The waking two-thirds of your life on earth ever corroborates or bears witness to your subconscious impressions. The actions and events of the day are effects; they are not causes. Free will is only freedom of choice.
“Choose ye this day whom ye shall serve” [Joshua 24:15] is your freedom to choose the kind of mood you assume; but the expression of the mood is the secret of the subconscious.
The subconscious receives impressions only through the feelings of man and, in a way known only to itself, gives these impressions form and expression.
The actions of man are determined by his subconscious impressions.
His illusion of free will, his belief in freedom of action, is but ignorance of the causes which make him act. He thinks himself free because he has forgotten the link between himself and the event.
Man awake is under compulsion to express his subconscious impressions. If in the past he unwisely impressed himself, then let him begin to change his thought and feeling, for only as he does so will he change his world. Do not waste one moment in regret, for to think feelingly of the mistakes of the past is to re-infect yourself. “Let the dead bury the dead” [Matthew 8:22; Luke 9:60]. Turn from appearances and assume the feeling that would be yours were you already the one you wish to be.
Feeling a state produces that state.
The part you play on the world’s stage is determined by your conception of yourself.
By feeling your wish fulfilled and quietly relaxing into sleep, you cast yourself in a star role to be played on earth tomorrow, and, while asleep, you are rehearsed and instructed in your part.

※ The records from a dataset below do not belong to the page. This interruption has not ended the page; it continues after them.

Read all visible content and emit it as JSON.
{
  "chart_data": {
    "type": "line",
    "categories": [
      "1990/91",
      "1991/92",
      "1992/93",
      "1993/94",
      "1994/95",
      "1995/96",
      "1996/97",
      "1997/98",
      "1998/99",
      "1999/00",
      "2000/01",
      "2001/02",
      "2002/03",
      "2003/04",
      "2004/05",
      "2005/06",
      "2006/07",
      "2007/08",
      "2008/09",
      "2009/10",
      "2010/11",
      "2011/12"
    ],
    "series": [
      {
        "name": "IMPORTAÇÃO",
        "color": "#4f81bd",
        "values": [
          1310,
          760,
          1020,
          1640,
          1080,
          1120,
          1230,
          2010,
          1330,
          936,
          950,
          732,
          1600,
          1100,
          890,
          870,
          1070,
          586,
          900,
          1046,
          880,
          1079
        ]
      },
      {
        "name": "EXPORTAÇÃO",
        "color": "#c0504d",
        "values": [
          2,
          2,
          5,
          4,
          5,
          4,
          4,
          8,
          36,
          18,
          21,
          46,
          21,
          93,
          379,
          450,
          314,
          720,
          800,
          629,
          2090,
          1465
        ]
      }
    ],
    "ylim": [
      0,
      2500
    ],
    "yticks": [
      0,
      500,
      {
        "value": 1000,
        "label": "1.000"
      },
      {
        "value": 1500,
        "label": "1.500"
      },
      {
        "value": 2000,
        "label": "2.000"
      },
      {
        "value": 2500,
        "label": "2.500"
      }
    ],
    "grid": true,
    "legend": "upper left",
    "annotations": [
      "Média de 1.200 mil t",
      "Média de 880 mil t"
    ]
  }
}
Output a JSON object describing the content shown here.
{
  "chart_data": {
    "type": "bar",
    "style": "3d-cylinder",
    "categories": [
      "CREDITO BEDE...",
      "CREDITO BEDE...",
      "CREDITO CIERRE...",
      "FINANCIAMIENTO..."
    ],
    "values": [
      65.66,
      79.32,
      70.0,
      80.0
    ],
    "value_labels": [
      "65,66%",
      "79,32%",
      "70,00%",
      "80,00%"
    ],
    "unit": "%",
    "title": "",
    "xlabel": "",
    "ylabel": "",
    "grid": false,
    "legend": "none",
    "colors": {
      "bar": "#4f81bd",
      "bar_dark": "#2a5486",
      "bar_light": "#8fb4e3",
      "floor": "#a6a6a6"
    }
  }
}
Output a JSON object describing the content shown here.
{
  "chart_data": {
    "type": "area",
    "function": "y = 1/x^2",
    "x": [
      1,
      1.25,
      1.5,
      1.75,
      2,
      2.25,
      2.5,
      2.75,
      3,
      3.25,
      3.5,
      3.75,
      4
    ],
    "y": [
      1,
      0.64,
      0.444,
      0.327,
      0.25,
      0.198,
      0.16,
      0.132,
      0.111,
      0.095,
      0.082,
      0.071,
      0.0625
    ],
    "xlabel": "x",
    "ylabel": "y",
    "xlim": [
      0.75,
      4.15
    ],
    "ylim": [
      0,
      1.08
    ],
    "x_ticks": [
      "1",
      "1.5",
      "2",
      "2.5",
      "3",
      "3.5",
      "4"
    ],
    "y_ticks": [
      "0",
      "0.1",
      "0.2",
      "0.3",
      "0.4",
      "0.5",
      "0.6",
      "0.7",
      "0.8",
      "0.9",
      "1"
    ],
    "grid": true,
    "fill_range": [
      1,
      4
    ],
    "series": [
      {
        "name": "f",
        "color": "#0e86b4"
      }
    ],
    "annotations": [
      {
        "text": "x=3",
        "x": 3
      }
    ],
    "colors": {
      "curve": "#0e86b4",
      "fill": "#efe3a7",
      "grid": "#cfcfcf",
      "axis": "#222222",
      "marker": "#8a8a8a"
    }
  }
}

The acceptance of the end automatically wills the means of realization. Make no mistake about this. If, as you prepare for sleep, you do not consciously feel yourself into the state of the answered wish, then you will take with you into the chamber of her who conceived you the sum total of the reactions and feelings of the waking day; and while asleep, you will be instructed in the manner in which they will be expressed tomorrow. You will rise believing that you are a free agent, not realizing that every action and event of the day is predetermined by your concept of self as you fell asleep. Your only freedom, then, is your freedom of reaction. You are free to choose how you feel and react to the day’s drama, but the drama – the actions, events and circumstances of the day – have already been determined.
Unless you consciously and purposely define the attitude of mind with which you go to sleep, you unconsciously go to sleep in the composite attitude of mind made up of all feelings and reactions of the day. Every reaction makes a subconscious impression and, unless counteracted by an opposite and more dominant feeling, is the cause of future action.
Ideas enveloped in feeling are creative actions. Use your divine right wisely. Through your ability to think and feel, you have dominion over all creation.
While you are awake, you are a gardener selecting seed for your garden, but “Except a corn of wheat fall into the ground and die, it abideth alone; but if it die, it bringeth forth much fruit” [John 12:24]. Your conception of yourself as you fall asleep is the seed you drop into the ground of the subconscious. Dropping off to sleep feeling satisfied and happy compels conditions and events to appear in your world which confirm these attitudes of mind.
Sleep is the door into heaven. What you take in as a feeling you bring out as a condition, action, or object in space. So sleep in the feeling of the wish fulfilled.